Amnesia is bad for business
History is cultural psychoanalysis. Its mission is not to discover facts, but rather to uncover understanding. We delve into what happened way back to make sense of who we are, and consider what we may become.
The idea of historical accuracy is bunkum. We can, of course, agree on the facts of the past, but not their meaning.
There is no absolute truth – and history pays dividends to she who looks closest, and he who asks the most interesting questions.
Just like any culture, every brand has a history – a past in which its fortunes shone brightly or, perhaps, flagged. Within a brand’s history are the roots of its future growth strategy. Not the rules; just the roots.

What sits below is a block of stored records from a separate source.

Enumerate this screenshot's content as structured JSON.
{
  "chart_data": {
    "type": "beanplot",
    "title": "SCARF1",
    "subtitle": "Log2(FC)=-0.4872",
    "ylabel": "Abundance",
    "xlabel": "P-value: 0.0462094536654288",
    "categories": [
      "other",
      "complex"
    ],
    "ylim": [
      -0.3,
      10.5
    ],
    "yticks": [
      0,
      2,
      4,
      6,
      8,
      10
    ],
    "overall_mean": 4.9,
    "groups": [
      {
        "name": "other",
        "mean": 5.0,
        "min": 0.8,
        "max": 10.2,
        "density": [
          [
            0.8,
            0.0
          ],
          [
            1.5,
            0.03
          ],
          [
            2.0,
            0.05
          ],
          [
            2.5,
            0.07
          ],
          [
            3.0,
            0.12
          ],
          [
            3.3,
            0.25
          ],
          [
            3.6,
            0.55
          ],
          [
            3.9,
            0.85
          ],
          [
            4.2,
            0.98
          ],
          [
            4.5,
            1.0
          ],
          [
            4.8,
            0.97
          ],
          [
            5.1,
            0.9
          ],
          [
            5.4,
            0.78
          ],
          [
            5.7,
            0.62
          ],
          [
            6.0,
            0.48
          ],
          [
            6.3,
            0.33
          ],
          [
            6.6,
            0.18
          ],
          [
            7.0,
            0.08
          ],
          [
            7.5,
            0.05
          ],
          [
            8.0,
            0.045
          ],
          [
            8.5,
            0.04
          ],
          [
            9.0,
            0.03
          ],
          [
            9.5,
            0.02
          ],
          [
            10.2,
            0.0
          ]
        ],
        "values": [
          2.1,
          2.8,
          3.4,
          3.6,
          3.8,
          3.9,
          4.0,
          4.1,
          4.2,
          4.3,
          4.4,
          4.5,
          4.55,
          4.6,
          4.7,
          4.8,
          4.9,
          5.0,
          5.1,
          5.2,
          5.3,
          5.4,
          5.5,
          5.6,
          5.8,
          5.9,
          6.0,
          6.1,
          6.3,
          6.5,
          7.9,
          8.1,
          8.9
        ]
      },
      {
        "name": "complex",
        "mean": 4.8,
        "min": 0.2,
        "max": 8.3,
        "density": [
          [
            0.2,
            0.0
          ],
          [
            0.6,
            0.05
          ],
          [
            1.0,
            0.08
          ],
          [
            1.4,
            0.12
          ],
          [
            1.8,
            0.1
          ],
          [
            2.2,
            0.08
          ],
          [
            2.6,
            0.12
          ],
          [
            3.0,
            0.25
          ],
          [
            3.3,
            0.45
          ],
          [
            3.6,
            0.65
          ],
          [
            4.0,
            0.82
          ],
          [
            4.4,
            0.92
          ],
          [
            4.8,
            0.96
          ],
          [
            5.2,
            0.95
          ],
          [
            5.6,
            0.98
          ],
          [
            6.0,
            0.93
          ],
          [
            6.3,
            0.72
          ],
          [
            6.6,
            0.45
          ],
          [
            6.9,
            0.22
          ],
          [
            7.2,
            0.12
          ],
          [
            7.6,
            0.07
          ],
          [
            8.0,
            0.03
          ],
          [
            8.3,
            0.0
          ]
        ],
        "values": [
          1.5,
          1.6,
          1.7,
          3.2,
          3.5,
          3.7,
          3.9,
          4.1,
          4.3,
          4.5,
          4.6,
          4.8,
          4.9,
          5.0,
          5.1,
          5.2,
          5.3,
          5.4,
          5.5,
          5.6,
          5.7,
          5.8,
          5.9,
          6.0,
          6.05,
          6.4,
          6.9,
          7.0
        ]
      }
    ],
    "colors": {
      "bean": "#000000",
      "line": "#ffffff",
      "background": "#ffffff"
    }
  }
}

I am struck by how little time we spend considering a brand’s past before busying ourselves with its future. As if overcoming Greece’s debt crisis were not intimately linked to how the Greeks ran their economy for the last 25 years; as if to maintain Apple’s success is achieved by failing to consider 30 prior years of Steve Jobs’ obsessive bravura.
‘Steve Jobs will always be the DNA of Apple’ has become a mantra of current CEO Tim Cook, and with good reason.
In brands, when we do look to the past, we rarely go beyond the mere facts of the thing. I would guess that most businesses cannot methodically locate brand research which is more than five years old. Before that? Well, that’s pre-historic.
The curator of a recent British Museum exhibition called ‘Germany: memories of a nation‘ made an interesting assertion on the occasion of its opening.
‘The greatest single asset of a nation is its collective memory; the things it has learnt about itself.’
As it is with nations, so too is it with brands.